This possibility, revealed by laboratory experiments with artificial fatty acid sacs, is in sharp contrast to a current theory of the earliest evolution of cells, which suggests that cellular evolution was driven by primordial genetic machinery that actively synthesized cell membranes or otherwise influenced cell stability or division.
The researchers, led by Howard Hughes Medical Institute investigator Jack W. Szostak, published their findings in the September 3, 2004, issue of the journal Science. Szostak and first author Irene Chen, both from Massachusetts General Hospital and Harvard Medical School, collaborated on the studies with Richard Roberts of the California Institute of Technology.

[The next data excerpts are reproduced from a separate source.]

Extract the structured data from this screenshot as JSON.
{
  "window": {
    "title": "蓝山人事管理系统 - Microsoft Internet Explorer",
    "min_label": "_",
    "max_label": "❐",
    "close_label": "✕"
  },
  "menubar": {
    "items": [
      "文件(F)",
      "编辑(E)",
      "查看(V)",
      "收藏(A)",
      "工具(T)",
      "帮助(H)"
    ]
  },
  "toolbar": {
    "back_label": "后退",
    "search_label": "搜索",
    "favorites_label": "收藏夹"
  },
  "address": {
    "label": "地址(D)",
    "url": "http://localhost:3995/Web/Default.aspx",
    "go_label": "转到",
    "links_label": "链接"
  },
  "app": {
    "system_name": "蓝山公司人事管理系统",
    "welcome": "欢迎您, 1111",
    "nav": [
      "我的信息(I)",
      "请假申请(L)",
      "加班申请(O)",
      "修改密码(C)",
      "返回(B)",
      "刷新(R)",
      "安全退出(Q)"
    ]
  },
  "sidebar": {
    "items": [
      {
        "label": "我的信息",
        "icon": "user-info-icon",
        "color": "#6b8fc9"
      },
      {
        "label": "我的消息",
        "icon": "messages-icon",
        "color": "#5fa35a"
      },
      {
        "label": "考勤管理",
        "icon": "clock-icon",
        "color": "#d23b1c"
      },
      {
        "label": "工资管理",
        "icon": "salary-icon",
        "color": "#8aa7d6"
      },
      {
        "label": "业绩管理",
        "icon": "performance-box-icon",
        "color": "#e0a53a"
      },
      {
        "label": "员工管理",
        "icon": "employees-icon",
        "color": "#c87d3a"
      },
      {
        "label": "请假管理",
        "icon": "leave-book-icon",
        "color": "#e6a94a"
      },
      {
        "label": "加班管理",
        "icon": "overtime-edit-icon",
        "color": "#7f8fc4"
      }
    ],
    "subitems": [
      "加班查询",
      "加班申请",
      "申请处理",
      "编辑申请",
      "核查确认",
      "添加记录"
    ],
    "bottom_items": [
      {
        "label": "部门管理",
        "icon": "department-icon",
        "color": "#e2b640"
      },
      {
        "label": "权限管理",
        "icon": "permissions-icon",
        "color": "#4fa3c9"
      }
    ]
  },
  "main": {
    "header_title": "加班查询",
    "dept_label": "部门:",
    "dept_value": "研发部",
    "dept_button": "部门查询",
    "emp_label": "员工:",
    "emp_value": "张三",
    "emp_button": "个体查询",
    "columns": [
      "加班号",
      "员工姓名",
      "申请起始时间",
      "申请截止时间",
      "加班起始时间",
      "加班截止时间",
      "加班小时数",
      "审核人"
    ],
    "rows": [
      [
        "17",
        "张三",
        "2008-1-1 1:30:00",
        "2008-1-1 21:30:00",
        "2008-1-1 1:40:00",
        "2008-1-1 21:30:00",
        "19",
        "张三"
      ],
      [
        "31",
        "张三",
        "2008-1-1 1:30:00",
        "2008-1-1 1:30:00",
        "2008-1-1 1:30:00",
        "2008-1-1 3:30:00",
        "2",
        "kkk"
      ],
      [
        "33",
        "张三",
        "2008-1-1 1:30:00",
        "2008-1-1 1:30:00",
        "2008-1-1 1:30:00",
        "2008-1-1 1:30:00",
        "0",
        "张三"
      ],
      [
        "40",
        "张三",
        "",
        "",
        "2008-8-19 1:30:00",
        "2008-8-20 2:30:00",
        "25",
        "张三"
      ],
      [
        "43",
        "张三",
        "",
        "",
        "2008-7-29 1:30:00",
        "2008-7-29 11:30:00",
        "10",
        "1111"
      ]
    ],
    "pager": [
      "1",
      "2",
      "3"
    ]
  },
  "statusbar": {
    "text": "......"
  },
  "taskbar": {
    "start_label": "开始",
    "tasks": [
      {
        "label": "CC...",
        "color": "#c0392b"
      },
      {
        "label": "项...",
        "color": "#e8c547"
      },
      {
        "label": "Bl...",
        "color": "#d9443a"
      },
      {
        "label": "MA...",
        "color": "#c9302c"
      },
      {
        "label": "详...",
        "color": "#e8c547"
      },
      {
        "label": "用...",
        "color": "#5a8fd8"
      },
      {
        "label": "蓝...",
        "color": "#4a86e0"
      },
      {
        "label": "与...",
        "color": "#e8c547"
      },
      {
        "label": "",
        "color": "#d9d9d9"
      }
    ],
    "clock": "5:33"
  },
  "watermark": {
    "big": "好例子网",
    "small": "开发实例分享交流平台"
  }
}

Cells are basically sacs encapsulated by bilayered membranes of fatty acids and other lipids, plus proteins. A central question in evolution is how simple versions of these cells, or vesicles, first arose and began the process of competition that drove the evolution of life.
"Most of the previous thinking about how cells grew and evolved was based on the idea of the initial evolution of structural RNAs or ribozymes -- enzymes that could synthesize membrane molecules," said Szostak. The ribozymes might have made more membrane material while the structural RNAs might have formed a cytoskeleton that influenced stability, shape, growth or division, he said.
However, Szostak and his colleagues theorized that a far simpler physical process might explain why cells would compete with one another for the materials necessary to expand their size.